I know that the governance of such an agreement is contentious, but it would not be necessary for the European Court of Justice to get involved. A regulatory mechanism could be agreed that would not limit the UK’s ability to make future free trade agreements. A modern mechanism, designed for GB-EU and NI-GB agrifood trade flows, could be designed to meet the circumstances of Northern Ireland. Such an agreement would also unlock a permanent trusted trader scheme, which would resolve the significant issue of export health certificate requirements, which will come into full force in October when the grace periods expire. I urge the Minister to set out exactly the strategy to find such solutions in the long term. Inflammatory op-eds and contradictory remarks from Lord Frost are not getting us any closer to agreement with the EU, and it is imperative that the mechanisms of the protocol are used to find such an agreement. We cannot keep kicking the can down the road by extending grace periods. This needs to be future-proofed, and Northern Ireland needs to be reassured that as we negotiate more free trade agreements we will not diverge still further.

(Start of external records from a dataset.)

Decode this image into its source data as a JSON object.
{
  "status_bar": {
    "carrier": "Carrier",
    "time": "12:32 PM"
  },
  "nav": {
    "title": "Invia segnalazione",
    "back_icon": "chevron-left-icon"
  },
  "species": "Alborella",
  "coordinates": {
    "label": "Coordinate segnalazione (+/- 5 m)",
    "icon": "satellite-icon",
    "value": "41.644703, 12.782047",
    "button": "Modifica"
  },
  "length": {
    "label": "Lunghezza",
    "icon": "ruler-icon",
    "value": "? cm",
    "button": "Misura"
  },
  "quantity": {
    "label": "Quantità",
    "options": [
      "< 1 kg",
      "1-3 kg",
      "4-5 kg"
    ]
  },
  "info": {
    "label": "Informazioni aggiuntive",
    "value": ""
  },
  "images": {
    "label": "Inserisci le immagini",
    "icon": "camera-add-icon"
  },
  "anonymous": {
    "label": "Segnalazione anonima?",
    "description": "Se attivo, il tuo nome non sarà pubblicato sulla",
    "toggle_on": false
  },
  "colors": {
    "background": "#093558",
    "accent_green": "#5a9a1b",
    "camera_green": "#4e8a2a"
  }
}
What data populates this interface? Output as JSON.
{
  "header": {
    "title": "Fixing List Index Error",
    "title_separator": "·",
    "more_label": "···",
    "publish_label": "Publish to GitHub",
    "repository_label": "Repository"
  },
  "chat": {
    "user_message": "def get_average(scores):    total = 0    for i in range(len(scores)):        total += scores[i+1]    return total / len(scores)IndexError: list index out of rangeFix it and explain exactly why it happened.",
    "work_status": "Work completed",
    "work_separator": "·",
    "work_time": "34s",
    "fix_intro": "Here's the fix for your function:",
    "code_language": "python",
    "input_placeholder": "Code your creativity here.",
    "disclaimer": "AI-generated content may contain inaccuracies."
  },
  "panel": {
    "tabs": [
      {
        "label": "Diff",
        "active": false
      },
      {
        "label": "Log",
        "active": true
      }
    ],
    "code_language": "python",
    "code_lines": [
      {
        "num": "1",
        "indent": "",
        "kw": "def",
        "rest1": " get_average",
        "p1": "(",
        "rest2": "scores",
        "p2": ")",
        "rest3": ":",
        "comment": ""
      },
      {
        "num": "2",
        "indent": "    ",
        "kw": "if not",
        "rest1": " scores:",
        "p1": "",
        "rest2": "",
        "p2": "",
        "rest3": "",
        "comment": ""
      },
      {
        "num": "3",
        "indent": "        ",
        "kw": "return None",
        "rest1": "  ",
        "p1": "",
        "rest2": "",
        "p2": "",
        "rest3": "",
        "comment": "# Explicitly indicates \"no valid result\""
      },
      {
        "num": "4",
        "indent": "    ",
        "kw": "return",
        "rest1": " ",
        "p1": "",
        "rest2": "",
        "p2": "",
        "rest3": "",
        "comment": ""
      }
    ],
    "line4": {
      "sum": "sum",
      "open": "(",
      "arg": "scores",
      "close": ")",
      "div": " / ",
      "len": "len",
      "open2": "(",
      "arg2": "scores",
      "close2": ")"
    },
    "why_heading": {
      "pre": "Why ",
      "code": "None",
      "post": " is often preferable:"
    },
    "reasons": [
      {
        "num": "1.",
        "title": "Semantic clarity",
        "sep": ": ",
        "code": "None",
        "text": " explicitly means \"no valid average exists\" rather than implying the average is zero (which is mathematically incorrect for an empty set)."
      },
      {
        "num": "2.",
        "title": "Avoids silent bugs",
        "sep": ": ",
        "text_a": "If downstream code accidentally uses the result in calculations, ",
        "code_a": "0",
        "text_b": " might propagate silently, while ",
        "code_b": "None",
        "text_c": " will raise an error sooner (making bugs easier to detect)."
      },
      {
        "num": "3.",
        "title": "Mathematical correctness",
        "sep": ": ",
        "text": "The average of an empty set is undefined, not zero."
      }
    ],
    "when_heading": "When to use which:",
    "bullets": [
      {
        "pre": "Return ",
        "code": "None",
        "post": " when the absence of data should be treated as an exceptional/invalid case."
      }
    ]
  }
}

I also press the Minister again on how the Government are intending to bring Northern Ireland’s political representatives into the discussions and negotiations with the EU. A huge part of the problem is that people feel that this has been imposed on them without proper engagement or consent. That is totally unsustainable. The right hon. Member for Lagan Valley (Sir Jeffrey M. Donaldson) made suggestions around the role of the Northern Ireland Assembly, and those should be considered carefully.

Fundamentally, peace in Northern Ireland is still fragile. These issues require careful, responsible leadership and for the Government to be honest with the people of Northern Ireland about the choices they are making and what they are prioritising. We can protect Northern Ireland, but it requires a drastic change in strategy from this Government.